Propranolol treatment for severe infantile hemangiomas: a single-centre 3-year experience
Article first published online: 24 JUL 2012
© 2012 The Author(s)/Acta Pædiatrica © 2012 Foundation Acta Pædiatrica
Volume 101, Issue 10, pages e469–e474, October 2012
How to Cite
Georgountzou, A., Karavitakis, E., Klimentopoulou, A., Xaidara, A. and Kakourou, T. (2012), Propranolol treatment for severe infantile hemangiomas: a single-centre 3-year experience. Acta Paediatrica, 101: e469–e474. doi: 10.1111/j.1651-2227.2012.02783.x
- Issue published online: 29 AUG 2012
- Article first published online: 24 JUL 2012
- Accepted manuscript online: 14 JUL 2012 10:10AM EST
- Received 26 March 2012; revised 30 June 2012; accepted 4 July 2012.
- Infantile hemangiomas;
- Propranolol treatment
Aim: To evaluate the effectiveness, safety and tolerability of propranolol as single-agent treatment in patients with problematic, proliferative-phase, infantile hemangiomas (IHs).

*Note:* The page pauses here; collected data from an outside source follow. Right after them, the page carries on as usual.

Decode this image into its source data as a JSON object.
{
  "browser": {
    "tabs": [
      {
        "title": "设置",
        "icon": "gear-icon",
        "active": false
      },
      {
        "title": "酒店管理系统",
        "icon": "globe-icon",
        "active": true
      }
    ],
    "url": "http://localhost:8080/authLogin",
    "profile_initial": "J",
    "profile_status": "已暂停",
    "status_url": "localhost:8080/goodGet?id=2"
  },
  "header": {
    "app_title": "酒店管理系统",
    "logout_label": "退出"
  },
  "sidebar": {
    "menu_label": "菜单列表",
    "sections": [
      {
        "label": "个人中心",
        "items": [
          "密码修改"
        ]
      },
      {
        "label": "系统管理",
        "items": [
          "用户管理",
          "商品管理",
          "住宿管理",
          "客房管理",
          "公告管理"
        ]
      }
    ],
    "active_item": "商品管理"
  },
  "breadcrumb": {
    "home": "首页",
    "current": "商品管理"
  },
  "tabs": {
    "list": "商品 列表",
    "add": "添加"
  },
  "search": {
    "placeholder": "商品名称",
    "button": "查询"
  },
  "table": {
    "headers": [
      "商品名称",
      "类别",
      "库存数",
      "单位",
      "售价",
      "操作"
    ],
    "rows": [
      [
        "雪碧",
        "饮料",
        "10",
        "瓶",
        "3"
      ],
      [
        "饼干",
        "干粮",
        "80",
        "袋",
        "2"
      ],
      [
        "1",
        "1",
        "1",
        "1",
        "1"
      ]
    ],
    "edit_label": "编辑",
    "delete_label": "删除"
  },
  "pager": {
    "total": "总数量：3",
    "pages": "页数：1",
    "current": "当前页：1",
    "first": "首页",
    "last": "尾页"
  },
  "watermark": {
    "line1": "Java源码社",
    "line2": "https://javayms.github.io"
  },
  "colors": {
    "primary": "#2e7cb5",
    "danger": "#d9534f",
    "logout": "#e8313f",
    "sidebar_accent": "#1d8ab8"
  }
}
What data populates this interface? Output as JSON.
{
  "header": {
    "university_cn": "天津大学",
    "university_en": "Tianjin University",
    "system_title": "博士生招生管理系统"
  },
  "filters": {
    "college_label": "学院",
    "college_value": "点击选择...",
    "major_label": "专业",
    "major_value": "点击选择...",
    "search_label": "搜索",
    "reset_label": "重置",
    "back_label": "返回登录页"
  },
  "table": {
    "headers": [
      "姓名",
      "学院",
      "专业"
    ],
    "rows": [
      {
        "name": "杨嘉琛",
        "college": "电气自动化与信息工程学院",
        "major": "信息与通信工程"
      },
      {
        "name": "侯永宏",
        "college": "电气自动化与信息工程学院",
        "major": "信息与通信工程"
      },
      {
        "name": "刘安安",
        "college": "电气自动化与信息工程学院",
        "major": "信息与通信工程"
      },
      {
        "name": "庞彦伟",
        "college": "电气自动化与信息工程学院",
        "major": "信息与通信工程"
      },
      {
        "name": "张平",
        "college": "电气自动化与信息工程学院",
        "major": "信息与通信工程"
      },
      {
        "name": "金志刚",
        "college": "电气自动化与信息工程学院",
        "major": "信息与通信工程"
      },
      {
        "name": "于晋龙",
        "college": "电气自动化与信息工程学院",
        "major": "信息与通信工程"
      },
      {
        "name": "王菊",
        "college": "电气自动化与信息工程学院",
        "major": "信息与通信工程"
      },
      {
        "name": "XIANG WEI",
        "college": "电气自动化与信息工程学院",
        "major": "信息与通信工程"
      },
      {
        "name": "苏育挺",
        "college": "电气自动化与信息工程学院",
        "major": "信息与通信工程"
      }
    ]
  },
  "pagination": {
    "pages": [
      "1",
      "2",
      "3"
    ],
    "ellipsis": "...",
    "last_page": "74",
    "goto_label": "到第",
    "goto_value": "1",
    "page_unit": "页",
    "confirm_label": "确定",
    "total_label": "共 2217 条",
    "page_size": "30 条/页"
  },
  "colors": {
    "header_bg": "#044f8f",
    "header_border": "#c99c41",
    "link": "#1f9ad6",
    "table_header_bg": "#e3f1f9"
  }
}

Methods: Oral propranolol was administered at a dose of 2 mg/kg/day to 28 children. Cardiologic evaluation was performed before treatment initiation. Hemodynamic variables and blood glucose levels were monitored during the first 24 h of treatment, while the children were hospitalized. Clinical response and tolerance were assessed every month, along with photographic documentation. Macroscopic regression was considered the reduction >90% in the size of the IHs.
Results: Effects on colour and growth were observed within the first month in all cases. Twenty-four patients completed treatment after a mean duration of 7.56 months, and their hemangiomas were successfully regressed. Propranolol was administered again, with satisfactory results, in three patients (12.5%) because of hemangioma regrowth. Satisfactory response is noticeable in ongoing cases. Episodes of hypotension were noted in four patients. There were no treatment interruptions because of side effects.
Conclusions: Propranolol, as first-line treatment, yielded excellent results with very good clinical tolerance and also seems to be effective in relapses. The optimal duration of the treatment remains to be defined by long-term observation.